消費者の要求を徹底的に検証し、ニーズを満たすことは自動車開発のみならず、すべての工業製品にとって重要なことだろう。しかしあまりにも消費者のいうことを聞きすぎて、結果として失敗してしまったクルマもある。
やはり名車には消費者の想いを汲むこと、そして取捨選択を決断するような開発者の強いリーダシップが必要なのだろう。と、いうことで今回は消費者のいうことを聞きすぎて失敗してしまったクルマを紹介しよう。
文:渡辺陽一郎/写真:ベストカー編集部
■ユーザーの不満を聞いたら魅力が消えたクルマがある!?
「お客様は神様です」という言葉がある。「お客様を神様のように大切に考える」という意味なら、すべての商売に当てはまるだろう。しかし「お客様は神様だから、必ず言うことを聞く」と解釈すれば間違いも生じる。

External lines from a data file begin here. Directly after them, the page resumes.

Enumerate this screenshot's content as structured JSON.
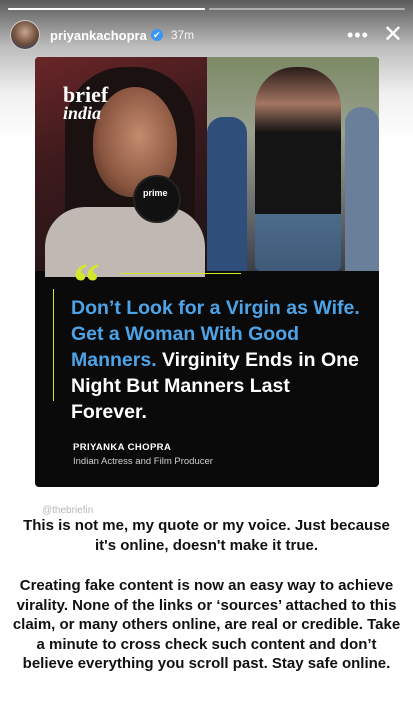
{
  "story": {
    "segments": [
      {
        "progress": 1.0
      },
      {
        "progress": 0.0
      }
    ],
    "username": "priyankachopra",
    "verified_glyph": "✔",
    "time": "37m",
    "more_label": "•••",
    "close_label": "✕"
  },
  "card": {
    "brand_line1": "brief",
    "brand_line2": "india",
    "mic_label": "prime",
    "quote_mark": "“",
    "quote_highlight": "Don’t Look for a Virgin as Wife. Get a Woman With Good Manners.",
    "quote_rest": " Virginity Ends in One Night But Manners Last Forever.",
    "author_name": "PRIYANKA CHOPRA",
    "author_role": "Indian Actress and Film Producer",
    "colors": {
      "accent": "#d4e82a",
      "highlight": "#4da3e8",
      "background": "#0a0a0a"
    }
  },
  "overlay": {
    "handle": "@thebriefin",
    "caption1": "This is not me, my quote or my voice. Just because it's online, doesn't make it true.",
    "caption2": "Creating fake content is now an easy way to achieve virality. None of the links or ‘sources’ attached to this claim, or many others online, are real or credible. Take a minute to cross check such content and don’t believe everything you scroll past. Stay safe online."
  }
}
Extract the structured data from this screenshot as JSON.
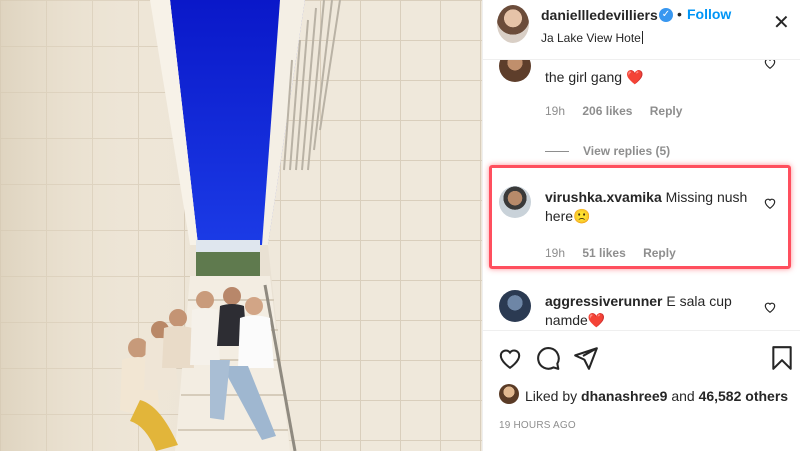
{
  "post": {
    "author": "daniellledevilliers",
    "follow_label": "Follow",
    "dot": "•",
    "location": "Ja Lake View Hote",
    "verified_icon": "verified-badge-icon",
    "close_icon": "close-icon",
    "photo_alt": "group-of-women-on-stairs-photo"
  },
  "comments": [
    {
      "username": "",
      "text": "the girl gang ❤️",
      "time": "19h",
      "likes": "206 likes",
      "reply": "Reply"
    },
    {
      "view_replies": "View replies (5)"
    },
    {
      "username": "virushka.xvamika",
      "text": "Missing nush here🙁",
      "time": "19h",
      "likes": "51 likes",
      "reply": "Reply"
    },
    {
      "username": "aggressiverunner",
      "text": "E sala cup namde❤️"
    }
  ],
  "actions": {
    "icons": [
      "heart-icon",
      "comment-icon",
      "share-icon",
      "bookmark-icon"
    ],
    "liked_prefix": "Liked by",
    "liked_user": "dhanashree9",
    "liked_and": "and",
    "liked_others": "46,582 others",
    "timestamp": "19 HOURS AGO"
  },
  "colors": {
    "accent": "#0095f6",
    "highlight": "#ff4f5e",
    "muted": "#8e8e8e",
    "text": "#262626",
    "sky": "#0b1fd6"
  }
}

1994年に発売された2代目セフィーロは、運転席エアバッグを全車に標準装着しながら、4輪ABSはオプションだった。重要なのは事故を未然に防ぐことだから、エアバッグよりも4輪ABSを優先して装着すべきだ。
作動頻度も4輪ABSが圧倒的に多い。それなのにエアバッグを優先させた理由を開発責任者に尋ねると「装備の優先順位にはいろいろな考えがあるが、お客様が欲しがるのは4輪ABSよりもエアバッグだ」と返答された。

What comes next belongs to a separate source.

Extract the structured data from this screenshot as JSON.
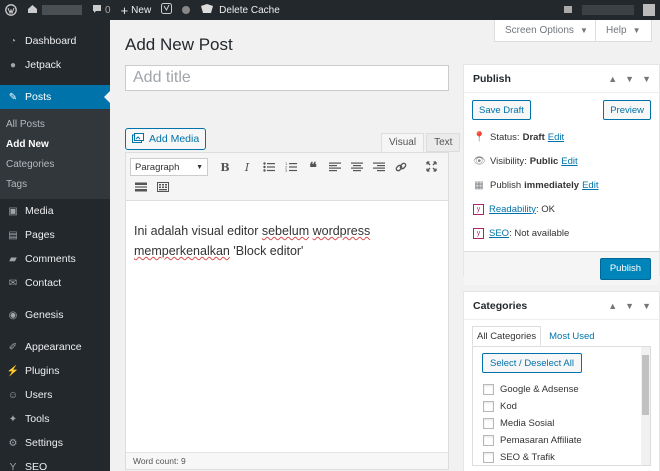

当時のTV・CMでは、衝突時にエアバッグが風船のように膨らんで乗員を受け止めるスローモーション映像が多く使われ、大半の視聴者が爆発に相当する激しい作動を誤解していた。
また4輪ABSは仕組みが分かりにくく、エアバッグを欲しがっても無理はなかった。
快適装備であれば、ユーザーが欲しがる装備を素直に充実させれば良い。ところが安全装備は乗員の生死に影響を与える。クルマ造りのプロとして、開発者の考えを優先してこそ「お客様は神様」の考え方に基づく。
しかし2代目セフィーロはそれを怠った。エアバッグの標準装着も人気を高めて販売面では成功したが、安全をめぐるプロの仕事は中途半端であった。
■「不満はないか」と聞くと、人は欠点を探す
1995年に発売された2代目インスパイアがそれだ。
初代インスパイア(アコードインスパイア)は、1989年に発売された4ドアハードトップでヒット作になった。全高を1355mmと低く抑え、発売時点では直列5気筒2Lエンジンを縦置きに搭載した。
前輪駆動でもボンネットが長く、5ナンバー車でありながら3ナンバー車のような存在感が伴ってカッコ良かった。
それでも顧客に意見を求めると「天井が低いために車内も狭く、ファミリーカーとしては使いにくい」という。
そこで1995年に発売された2代目は、全幅を1785mmに広げて3ナンバー車になり、全高は50mm持ち上げて居住空間を広げた。「後席が狭い」という批判は聞かれなくなったが、売れ行きは急降下した。
理由は「神様」の声を聞いて車内を広げた代わりに、外観のカッコ良さが薄れたからだ。カッコ良さはインスパイアにとって最も大切な魅力だったから、車内を広げても販売面では失敗に終わった。
広くて快適なLサイズセダンは、ほかにもたくさんあるから、インスパイアがそれを真似る必要はなかった。この件に限らず、ユーザーに「不満はないか」と尋ねれば、欠点を探してそれに返答する。
改善するのは良いことだが、改善したことで従来からの魅力を損なうと販売に悪影響を与えてしまう。